Acara ini resmi dibuka oleh Wakil Rektor Universitas Esa Unggul, Dr. Rilla Gantino, S.E., Ak., M.M., yang hadir mewakili Rekrot Universitas Esa Unggul. Forum ini menjadi penting bagi dunia akademik untuk turut mengawal implementasi KUHP dan KUHAP baru. Menurutnya, pembaruan hukum pidana tidak hanya membutuhkan kesiapan regulasi, tetapi juga pemahaman yang utuh dari para penegak hukum, akademisi, dan masyarakat. “Forum ini kami rancang sebagai ruang diskusi kritis agar pembaruan hukum pidana dapat berjalan sejalan dengan prinsip keadilan, hak asasi manusia, dan nilai-nilai keindonesiaan,” ujarnya.

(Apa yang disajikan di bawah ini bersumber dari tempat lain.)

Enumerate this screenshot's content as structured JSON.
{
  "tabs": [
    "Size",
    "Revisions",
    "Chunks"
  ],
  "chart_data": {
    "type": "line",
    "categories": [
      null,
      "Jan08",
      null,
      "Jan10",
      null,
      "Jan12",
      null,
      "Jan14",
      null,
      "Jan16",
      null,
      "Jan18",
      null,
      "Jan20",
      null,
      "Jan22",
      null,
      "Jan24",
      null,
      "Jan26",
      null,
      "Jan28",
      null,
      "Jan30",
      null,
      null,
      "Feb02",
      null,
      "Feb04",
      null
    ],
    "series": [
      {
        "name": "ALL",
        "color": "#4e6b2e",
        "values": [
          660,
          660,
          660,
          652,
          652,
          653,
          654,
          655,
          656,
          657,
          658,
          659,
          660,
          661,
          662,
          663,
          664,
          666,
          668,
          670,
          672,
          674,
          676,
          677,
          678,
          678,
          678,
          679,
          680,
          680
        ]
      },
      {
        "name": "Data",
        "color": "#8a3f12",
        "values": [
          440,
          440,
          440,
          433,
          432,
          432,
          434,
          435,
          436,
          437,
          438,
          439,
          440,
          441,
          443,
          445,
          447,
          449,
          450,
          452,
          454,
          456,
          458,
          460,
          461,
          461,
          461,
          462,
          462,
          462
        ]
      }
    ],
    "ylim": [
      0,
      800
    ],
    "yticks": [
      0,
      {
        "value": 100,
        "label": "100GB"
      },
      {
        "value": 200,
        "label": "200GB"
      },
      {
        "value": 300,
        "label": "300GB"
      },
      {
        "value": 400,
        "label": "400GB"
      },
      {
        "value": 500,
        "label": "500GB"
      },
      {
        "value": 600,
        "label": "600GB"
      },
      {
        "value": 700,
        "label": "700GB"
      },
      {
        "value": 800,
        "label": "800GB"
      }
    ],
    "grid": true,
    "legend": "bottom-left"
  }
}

Lebih lanjut, Dekan Fakultas Hukum Universitas Esa Unggul tersebut menegaskan bahwa tantangan utama justru terletak pada kesiapan dan keberanian aparatur penegak hukum dalam menerapkan norma baru secara progresif dan bertanggung jawab. Oleh karena itu, prinsip bahwa hukum tidak pernah kosong harus menjadi pegangan bersama dalam praktik penegakan hukum. Ia juga menekankan pentingnya peran kalangan akademisi untuk terus mengawal implementasi KUHP dan KUHAP baru secara kritis, guna memastikan nilai keadilan, kepastian hukum, dan kemanfaatan tetap terjaga dalam praktik penegakan hukum pidana nasional.
Kegiatan ini bertujuan untuk memberikan pemahaman akademik yang komprehensif mengenai konsep, filosofi, dan prinsip dalam KUHP dan KUHAP baru, sekaligus mengkaji berbagai tantangan dalam penerapannya. Selain itu, forum ini juga diharapkan dapat mendorong terciptanya dialog ilmiah antara akademisi, praktisi hukum, dan pemangku kebijakan, serta menghasilkan rekomendasi akademik yang konstruktif bagi penguatan sistem hukum pidana nasional.
Forum Kajian Akademik ini tidak hanya dihadiri oleh dosen dan mahasiswa Fakultas Hukum Universitas Esa Unggul, melainkan praktisi hukum dan perwakilan lembaga pemerintah seperti Persadin (persatuan advokat indonesia), Mahupiki (Masyarakat Hukum Pidana dan Kriminologi), Ikatan Keluarga Alumni Notariat UI (Ikanot UI), Kementrian Imigrasi, Bapenas dan lembaga lainnya. Kegiatan ini juga dirancang sebagai bagian dari kontribusi kampus dalam mendukung pembaruan hukum pidana yang lebih adil dan humanis. Hasil diskusi akan dirangkum dalam laporan akademik dan dipublikasikan melalui media kampus serta jurnal fakultas, sebagai upaya memperluas literasi publik mengenai dinamika penerapan KUHP dan KUHAP baru di Indonesia.